Besides building and servicing basses, Carl also enjoys teaching guitar and showing others how to take care of frets and make adjustments on their instruments. “Teaching gives me a chance to learn as I go,” he proclaims. “I teach a course in what I call ‘keeping your instrument alive.’ It’s for musicians who want to line up bridges, keep frets in condition, adjust necks, and so forth-all those functional things. I teach at my apartment, which is also my shop for final work-all the carving and heavy-duty work is done in New Rochelle at Mike Parisi’s. Playing, teaching, building-I look at them as one thing. I like to do them all, and try to do them the best that I can.”

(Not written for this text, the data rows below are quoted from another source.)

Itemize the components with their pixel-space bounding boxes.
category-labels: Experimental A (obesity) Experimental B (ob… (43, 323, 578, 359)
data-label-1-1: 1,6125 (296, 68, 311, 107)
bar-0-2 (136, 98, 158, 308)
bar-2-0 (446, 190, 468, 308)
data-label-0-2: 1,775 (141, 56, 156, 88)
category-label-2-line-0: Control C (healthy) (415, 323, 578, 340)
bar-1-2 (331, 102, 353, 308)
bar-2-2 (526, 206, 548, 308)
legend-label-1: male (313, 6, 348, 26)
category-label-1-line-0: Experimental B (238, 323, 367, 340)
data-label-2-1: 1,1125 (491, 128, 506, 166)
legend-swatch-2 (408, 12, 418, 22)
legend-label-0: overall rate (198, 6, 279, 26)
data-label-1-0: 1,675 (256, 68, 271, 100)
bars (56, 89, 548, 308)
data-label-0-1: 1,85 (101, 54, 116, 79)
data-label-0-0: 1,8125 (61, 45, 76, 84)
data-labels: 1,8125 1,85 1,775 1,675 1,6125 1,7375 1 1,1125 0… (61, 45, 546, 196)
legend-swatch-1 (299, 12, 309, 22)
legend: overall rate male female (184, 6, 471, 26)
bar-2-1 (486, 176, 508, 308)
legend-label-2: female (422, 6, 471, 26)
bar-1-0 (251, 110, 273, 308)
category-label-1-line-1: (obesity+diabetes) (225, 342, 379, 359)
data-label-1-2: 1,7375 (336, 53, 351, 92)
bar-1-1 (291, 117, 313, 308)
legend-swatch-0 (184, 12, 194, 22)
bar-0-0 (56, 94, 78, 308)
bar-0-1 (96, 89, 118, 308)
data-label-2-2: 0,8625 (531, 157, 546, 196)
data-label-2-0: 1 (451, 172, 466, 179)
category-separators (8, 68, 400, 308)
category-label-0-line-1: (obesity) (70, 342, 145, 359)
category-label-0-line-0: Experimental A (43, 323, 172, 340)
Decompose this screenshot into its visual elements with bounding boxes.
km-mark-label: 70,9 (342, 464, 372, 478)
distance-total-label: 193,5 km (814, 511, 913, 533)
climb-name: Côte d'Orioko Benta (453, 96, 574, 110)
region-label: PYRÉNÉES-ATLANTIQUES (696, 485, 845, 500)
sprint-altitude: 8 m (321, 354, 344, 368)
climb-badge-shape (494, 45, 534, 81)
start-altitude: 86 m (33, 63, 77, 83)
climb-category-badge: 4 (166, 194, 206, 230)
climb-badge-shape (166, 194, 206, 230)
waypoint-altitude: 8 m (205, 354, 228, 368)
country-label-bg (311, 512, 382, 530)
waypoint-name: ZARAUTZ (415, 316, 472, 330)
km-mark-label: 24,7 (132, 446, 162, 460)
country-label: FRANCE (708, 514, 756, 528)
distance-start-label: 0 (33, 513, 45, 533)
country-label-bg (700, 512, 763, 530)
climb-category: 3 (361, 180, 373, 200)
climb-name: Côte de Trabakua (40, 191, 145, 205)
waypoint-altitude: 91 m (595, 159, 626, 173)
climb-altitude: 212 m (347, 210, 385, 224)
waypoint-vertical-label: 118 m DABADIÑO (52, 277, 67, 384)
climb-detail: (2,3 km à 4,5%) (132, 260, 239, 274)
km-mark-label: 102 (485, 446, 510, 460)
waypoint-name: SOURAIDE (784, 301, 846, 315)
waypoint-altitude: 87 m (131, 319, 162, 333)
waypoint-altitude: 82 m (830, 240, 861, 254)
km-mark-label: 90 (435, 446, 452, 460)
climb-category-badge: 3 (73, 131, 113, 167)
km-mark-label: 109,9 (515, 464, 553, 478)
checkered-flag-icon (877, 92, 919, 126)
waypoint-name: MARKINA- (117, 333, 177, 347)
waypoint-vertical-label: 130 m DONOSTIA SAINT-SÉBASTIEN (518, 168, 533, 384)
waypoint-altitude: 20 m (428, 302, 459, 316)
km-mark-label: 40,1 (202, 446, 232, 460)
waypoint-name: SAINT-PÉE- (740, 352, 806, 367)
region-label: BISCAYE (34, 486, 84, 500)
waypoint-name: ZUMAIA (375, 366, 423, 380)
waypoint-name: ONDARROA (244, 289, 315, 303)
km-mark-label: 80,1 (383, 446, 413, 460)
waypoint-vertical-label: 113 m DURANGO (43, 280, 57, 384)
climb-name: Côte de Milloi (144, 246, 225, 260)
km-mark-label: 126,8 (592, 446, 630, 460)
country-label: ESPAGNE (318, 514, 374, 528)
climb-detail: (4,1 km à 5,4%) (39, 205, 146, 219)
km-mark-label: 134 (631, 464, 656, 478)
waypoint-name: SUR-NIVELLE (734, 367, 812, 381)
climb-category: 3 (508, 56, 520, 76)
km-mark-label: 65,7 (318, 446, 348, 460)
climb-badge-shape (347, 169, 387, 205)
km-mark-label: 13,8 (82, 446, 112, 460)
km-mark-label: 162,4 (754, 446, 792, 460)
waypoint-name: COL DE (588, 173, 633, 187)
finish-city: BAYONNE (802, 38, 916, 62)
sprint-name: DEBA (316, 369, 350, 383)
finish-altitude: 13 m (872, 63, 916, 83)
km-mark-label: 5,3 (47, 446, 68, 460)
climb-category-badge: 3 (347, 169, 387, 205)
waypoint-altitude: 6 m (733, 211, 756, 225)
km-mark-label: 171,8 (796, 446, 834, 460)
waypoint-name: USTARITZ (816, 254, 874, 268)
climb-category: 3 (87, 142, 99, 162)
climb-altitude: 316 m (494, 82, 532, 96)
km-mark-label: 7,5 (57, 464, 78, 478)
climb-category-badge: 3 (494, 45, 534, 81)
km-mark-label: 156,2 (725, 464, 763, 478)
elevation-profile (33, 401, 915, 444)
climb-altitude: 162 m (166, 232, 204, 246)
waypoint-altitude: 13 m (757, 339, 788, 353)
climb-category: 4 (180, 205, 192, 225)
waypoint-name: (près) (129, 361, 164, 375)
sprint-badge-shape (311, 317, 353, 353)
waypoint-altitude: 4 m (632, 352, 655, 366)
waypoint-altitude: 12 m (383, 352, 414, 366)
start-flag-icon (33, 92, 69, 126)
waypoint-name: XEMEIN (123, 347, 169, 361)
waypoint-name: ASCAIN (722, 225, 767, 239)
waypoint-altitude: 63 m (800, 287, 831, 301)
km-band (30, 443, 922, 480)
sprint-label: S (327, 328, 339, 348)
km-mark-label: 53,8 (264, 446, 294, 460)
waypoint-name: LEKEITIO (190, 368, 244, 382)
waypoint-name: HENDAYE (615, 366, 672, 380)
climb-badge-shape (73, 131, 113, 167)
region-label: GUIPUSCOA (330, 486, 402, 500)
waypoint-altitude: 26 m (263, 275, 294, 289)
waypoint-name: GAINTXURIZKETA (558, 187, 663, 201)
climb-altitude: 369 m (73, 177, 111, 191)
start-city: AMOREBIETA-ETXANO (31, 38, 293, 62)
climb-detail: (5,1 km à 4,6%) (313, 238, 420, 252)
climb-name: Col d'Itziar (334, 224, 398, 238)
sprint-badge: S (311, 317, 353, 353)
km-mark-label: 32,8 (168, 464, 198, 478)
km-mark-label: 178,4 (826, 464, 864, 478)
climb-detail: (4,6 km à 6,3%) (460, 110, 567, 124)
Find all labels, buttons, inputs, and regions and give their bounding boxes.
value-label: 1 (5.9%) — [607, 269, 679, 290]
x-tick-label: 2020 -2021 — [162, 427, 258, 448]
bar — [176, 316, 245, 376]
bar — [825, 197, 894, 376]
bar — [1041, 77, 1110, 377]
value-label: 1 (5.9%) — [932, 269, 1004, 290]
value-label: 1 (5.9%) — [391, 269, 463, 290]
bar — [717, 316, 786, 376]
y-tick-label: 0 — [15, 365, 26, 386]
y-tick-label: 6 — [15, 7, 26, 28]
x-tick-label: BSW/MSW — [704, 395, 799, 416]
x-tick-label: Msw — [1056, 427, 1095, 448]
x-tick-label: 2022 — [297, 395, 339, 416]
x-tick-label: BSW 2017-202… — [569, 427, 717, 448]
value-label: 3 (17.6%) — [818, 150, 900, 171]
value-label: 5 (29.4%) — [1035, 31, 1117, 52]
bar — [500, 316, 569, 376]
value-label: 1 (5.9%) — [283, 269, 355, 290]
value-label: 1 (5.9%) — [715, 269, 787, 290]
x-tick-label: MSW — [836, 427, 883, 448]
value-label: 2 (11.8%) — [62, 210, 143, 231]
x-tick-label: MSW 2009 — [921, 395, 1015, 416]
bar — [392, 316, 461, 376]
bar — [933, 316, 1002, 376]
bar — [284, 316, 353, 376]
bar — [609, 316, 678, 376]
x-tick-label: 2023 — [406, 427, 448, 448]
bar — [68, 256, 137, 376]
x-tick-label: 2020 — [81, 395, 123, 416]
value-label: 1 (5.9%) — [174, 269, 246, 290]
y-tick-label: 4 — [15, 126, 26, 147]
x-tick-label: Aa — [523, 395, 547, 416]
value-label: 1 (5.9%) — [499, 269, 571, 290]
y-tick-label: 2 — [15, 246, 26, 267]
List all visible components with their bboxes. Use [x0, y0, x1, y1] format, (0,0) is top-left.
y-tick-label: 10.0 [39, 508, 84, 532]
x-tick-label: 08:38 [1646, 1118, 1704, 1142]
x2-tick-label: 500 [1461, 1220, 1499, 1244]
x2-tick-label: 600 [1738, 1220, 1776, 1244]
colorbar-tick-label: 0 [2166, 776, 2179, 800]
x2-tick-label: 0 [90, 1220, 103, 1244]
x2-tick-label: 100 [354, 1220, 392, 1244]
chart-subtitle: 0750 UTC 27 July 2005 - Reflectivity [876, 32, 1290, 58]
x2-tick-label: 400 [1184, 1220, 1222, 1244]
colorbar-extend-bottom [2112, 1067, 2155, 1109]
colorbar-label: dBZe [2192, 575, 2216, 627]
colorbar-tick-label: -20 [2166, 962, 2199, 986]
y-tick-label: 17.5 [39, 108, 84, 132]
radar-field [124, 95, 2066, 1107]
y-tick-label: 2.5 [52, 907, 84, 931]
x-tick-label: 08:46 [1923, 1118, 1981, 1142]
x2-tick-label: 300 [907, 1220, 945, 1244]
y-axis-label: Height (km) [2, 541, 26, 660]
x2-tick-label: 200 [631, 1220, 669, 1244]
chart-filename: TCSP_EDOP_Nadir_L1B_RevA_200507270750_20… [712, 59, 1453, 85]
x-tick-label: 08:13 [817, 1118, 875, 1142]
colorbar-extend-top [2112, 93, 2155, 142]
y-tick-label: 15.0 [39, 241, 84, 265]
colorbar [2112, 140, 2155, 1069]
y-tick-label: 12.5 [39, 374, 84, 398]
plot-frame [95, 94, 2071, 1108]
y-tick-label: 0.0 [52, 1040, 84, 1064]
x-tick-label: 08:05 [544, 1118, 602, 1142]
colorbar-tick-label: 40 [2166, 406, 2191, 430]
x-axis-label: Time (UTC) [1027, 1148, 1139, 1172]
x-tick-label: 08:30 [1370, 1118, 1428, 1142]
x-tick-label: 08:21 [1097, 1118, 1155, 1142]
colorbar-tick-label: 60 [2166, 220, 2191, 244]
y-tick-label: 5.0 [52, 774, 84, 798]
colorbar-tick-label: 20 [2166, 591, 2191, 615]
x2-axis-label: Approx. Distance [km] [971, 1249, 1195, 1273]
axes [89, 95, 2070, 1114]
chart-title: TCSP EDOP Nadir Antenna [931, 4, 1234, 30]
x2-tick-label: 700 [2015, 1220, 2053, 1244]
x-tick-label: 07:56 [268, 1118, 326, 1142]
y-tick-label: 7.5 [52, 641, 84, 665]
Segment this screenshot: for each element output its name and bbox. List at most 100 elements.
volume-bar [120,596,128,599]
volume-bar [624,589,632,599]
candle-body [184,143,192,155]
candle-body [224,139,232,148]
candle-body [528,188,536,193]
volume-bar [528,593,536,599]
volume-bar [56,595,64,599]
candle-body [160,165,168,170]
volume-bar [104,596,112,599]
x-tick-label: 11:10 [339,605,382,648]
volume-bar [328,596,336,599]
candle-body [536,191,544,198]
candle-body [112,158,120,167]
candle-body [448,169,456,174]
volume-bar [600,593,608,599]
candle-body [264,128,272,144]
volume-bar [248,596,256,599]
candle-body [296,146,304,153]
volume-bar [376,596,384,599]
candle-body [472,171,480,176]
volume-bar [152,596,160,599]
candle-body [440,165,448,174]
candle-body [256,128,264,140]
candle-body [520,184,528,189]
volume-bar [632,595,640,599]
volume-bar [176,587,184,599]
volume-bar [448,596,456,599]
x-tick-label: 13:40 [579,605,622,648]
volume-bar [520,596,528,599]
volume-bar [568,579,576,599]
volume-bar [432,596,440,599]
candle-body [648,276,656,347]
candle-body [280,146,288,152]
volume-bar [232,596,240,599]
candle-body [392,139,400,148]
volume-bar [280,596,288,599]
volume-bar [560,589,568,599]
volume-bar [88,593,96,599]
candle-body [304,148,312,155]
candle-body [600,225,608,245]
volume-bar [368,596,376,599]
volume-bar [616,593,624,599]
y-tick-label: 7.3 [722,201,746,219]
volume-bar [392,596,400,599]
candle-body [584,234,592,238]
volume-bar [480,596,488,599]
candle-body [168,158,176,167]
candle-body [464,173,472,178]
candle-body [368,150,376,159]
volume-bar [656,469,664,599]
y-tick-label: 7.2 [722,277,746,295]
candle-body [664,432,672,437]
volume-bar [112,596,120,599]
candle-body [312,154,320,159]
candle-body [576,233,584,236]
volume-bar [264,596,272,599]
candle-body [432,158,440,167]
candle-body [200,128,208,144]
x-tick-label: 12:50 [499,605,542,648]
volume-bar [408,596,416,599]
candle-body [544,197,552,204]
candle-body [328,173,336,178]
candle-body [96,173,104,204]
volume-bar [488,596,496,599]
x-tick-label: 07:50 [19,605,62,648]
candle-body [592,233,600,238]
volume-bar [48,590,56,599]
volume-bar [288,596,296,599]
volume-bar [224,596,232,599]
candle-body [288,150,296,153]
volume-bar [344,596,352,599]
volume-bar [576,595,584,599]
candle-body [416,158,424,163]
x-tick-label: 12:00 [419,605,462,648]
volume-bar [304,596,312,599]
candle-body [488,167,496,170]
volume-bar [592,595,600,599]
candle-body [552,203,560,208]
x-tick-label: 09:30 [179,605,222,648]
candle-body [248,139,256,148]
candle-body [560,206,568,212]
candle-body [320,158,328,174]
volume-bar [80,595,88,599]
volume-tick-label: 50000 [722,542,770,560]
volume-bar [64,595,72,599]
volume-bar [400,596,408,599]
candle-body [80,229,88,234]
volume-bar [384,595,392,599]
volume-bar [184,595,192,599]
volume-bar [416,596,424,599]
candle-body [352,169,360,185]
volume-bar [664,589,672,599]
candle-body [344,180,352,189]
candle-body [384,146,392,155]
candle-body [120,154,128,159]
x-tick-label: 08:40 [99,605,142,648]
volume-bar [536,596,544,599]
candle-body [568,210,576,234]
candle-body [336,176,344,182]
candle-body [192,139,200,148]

Becoming a millionaire isn’t Carl’s objective. He enjoys his work, and he tries to treat all his customers fairly (“I give an estimate on an instrument before I start building, and then I charge what the materials and my time are worth-no more”). Many first-time customers expect a big plant or workshop, but it’s all in his apartment, and he greets everyone congenially: “My door’s always open, and people come in and out of here’ the refrigerator’s always stocked if they want something to drink or a sandwich. They can sit in the living room and watch MTV or listen to records. I’m in the city, but I’m a country boy, and that’s the way I like it.”
Carl Thompson is grateful for his customers’ faith, and he feels that he has carved a niche in the bass building world. “Somehow when I was starting out,” he says, “I got a reputation for building unusual basses. The guys who wanted them had more faith in me than I had in myself. I’m glad and thankful they did.”